A genialidade deste livro está na forma como Almudena tece um enredo que se desdobra em muitos enredos paralelos. Esta não é apenas a história da mulher louca que matou a filha por achar que não era perfeita o suficiente para salvar a Humanidade, e que depois tentou dar vida a bonecos de pano a fim de poder cumprir a mesma função – qual doutor Frankenstein com a sua criação. Esta também é a história de uma menina a quem os avós nunca contaram que os pais faleceram porque o amor que os unia nada interessava aos assassinos em massa comandados por Franco. A história de uma família alemã judia que se viu obrigada a fugir para a Suíça para evitar o destino que condenou tantos como eles. A história de um psiquiatra que nunca teve jeito para mulheres e que descobre no meio da escuridão da ditadura uma luz de sinceridade e compaixão.

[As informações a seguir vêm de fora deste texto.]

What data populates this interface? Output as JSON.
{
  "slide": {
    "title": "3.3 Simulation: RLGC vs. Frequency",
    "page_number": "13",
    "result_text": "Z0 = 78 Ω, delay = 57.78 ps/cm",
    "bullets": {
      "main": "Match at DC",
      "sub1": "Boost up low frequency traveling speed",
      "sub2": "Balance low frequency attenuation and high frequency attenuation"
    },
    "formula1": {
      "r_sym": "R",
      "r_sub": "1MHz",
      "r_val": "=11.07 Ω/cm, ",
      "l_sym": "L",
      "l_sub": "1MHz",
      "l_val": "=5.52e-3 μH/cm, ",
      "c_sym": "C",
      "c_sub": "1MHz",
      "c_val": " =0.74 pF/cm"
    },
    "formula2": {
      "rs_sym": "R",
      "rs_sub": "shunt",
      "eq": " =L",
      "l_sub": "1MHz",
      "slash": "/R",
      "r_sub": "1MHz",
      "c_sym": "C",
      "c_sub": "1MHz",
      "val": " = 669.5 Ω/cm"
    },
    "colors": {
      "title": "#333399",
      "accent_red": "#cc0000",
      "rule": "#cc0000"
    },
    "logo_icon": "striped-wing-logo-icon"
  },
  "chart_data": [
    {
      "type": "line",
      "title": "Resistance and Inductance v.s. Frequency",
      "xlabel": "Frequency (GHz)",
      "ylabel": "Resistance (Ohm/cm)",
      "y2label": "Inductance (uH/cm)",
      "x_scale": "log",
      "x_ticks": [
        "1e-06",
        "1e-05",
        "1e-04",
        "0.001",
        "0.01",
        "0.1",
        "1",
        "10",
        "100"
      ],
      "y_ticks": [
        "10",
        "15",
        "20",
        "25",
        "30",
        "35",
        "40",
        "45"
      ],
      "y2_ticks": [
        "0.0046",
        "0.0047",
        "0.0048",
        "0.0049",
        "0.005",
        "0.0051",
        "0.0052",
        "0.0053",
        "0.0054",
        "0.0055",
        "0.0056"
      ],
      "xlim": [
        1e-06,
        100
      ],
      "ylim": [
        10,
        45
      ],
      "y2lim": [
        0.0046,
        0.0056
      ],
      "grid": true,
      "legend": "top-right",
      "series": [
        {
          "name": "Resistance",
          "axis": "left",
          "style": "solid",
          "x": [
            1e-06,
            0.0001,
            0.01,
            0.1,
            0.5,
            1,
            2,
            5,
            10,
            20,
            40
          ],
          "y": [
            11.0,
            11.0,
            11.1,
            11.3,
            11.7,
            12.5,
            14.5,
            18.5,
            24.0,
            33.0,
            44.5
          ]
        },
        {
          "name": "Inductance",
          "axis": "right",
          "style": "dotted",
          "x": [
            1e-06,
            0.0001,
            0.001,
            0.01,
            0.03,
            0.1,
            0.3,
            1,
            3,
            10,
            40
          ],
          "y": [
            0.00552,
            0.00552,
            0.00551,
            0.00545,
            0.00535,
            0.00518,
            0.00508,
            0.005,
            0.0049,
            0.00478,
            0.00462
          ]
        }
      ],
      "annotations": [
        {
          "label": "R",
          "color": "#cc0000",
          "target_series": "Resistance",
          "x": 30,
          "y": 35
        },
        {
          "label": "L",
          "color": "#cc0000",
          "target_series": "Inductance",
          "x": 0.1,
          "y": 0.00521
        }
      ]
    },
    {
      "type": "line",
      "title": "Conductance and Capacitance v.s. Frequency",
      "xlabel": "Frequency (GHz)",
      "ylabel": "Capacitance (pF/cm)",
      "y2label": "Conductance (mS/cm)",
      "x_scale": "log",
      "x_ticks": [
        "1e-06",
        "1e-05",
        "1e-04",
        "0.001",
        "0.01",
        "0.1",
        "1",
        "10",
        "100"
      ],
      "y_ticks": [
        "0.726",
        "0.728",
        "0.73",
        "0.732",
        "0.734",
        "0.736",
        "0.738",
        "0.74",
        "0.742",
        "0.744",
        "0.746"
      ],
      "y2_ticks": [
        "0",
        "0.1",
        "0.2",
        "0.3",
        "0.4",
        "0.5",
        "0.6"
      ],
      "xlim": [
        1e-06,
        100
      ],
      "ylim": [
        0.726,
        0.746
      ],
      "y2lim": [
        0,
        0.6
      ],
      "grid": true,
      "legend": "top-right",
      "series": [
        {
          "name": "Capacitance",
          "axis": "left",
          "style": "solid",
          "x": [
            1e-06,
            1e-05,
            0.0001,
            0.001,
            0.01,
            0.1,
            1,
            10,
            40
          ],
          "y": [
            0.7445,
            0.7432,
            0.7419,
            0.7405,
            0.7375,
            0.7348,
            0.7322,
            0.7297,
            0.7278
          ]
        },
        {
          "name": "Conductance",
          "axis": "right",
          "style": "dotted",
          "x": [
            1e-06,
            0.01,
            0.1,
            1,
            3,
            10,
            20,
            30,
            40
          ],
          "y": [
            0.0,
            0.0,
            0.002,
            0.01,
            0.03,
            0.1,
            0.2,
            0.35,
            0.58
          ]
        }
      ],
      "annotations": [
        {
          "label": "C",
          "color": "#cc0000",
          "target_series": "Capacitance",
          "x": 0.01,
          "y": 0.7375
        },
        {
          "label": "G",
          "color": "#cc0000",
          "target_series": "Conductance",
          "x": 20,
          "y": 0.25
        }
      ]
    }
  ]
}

As linhas entrelaçadas de uma teia de histórias narradas a três vozes dão forma a uma imagem única e inolvidável das vidas perdidas e renovadas da década de 1950.

O único defeito deste livro é não se prolongar infinitamente para que não tenhamos de nos despedir das personagens cujas vidas partilhamos durante esta viagem ao século passado.

“todos vivimos en un cementerio, pero algunos estamos vivos todavía.”

“un fracaso compartido une más que una victoria común.”